U.S. Economy Surpasses Expectations with Strong Q2 Growth

The Commerce Department’s initial estimate revealed that the economic activity in the United States outperformed expectations in the second quarter of 2024, driven by robust consumer spending, government expenditures, and a substantial increase in inventories.

The real gross domestic product (GDP) showed a stronger-than-expected growth rate of 2.8% on an annualized basis, adjusted for seasonality and inflation, surpassing economists’ forecasts of 2.1% growth after a 1.4% increase in the preceding quarter.
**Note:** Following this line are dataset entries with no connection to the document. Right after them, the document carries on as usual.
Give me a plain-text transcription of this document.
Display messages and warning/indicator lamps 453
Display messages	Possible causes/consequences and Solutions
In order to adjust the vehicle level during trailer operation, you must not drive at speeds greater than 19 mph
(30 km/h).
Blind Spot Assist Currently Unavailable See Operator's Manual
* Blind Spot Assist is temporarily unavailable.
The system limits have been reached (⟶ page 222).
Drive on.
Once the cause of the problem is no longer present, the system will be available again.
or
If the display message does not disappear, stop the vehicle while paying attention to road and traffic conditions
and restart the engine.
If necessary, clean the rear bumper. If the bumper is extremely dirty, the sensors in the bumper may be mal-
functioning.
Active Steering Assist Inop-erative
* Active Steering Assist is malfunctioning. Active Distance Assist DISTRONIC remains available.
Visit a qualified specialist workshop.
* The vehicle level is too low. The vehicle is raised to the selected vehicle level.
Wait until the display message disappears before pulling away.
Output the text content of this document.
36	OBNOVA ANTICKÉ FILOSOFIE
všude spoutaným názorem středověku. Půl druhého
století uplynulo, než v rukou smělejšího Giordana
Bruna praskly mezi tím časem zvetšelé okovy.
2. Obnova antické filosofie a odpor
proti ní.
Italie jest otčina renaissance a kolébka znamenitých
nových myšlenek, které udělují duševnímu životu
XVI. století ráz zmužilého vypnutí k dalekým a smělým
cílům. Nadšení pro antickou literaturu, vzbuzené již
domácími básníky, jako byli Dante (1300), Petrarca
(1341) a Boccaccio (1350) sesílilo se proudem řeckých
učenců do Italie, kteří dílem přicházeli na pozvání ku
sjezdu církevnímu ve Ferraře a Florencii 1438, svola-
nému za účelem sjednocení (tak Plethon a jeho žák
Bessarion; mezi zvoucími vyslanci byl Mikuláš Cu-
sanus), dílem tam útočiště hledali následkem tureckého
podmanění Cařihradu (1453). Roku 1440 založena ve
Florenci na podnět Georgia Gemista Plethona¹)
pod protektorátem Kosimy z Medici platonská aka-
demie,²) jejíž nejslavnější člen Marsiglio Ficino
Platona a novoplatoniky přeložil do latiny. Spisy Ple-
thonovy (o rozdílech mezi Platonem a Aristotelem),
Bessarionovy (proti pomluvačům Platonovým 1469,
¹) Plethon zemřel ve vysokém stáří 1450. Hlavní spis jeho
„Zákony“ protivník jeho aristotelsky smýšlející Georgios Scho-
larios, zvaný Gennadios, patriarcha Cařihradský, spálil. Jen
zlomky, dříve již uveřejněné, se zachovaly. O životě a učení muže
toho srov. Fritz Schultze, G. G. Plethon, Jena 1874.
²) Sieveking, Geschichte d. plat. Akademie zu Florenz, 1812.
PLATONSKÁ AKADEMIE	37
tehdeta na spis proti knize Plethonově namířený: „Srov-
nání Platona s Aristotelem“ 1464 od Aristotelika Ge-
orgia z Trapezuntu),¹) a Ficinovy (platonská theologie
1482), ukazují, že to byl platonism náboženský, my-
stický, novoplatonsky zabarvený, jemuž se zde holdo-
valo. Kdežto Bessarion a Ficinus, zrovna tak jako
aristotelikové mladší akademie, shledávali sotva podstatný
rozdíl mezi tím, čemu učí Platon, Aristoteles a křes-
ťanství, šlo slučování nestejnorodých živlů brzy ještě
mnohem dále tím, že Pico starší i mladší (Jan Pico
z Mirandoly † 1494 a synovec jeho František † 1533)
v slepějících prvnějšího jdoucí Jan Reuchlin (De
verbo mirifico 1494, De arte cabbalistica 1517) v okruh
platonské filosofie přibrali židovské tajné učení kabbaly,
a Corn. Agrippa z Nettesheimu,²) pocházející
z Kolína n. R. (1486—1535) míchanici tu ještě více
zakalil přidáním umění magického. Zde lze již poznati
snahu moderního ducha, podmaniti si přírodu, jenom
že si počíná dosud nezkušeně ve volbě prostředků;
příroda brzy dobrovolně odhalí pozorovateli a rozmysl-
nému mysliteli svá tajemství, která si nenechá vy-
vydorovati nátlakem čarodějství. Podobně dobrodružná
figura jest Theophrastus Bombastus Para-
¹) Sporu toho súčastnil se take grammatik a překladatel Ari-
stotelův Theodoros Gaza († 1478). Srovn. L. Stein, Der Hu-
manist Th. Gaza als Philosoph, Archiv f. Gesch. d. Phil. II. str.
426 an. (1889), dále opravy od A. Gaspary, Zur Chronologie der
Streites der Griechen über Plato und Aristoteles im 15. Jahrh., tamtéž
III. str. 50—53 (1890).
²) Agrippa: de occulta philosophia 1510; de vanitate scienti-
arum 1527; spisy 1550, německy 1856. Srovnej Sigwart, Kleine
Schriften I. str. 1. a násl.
Key contributors to the growth included solid consumer spending, private inventory investment, and nonresidential fixed investment. Personal consumption expenditures, a vital indicator of consumer behavior, rose by 2.3% in the quarter, compared to a 1.5% increase in Q1, with notable increases in both services and goods spending.

Moreover, inventories played a significant role in boosting the GDP growth, contributing 0.82 percentage point to the overall gain. Government spending also provided momentum, particularly at the federal level, with a 3.9% increase, driven by a 5.2% surge in defense outlays. However, imports, which detract from GDP, surged by 6.9%, the largest quarterly increase since Q1 of 2022, while exports only saw a modest 2% growth.

The report led to an uptick in stock market futures and a decline in Treasury yields, reflecting a positive market sentiment following the release of the strong Q2 economic data.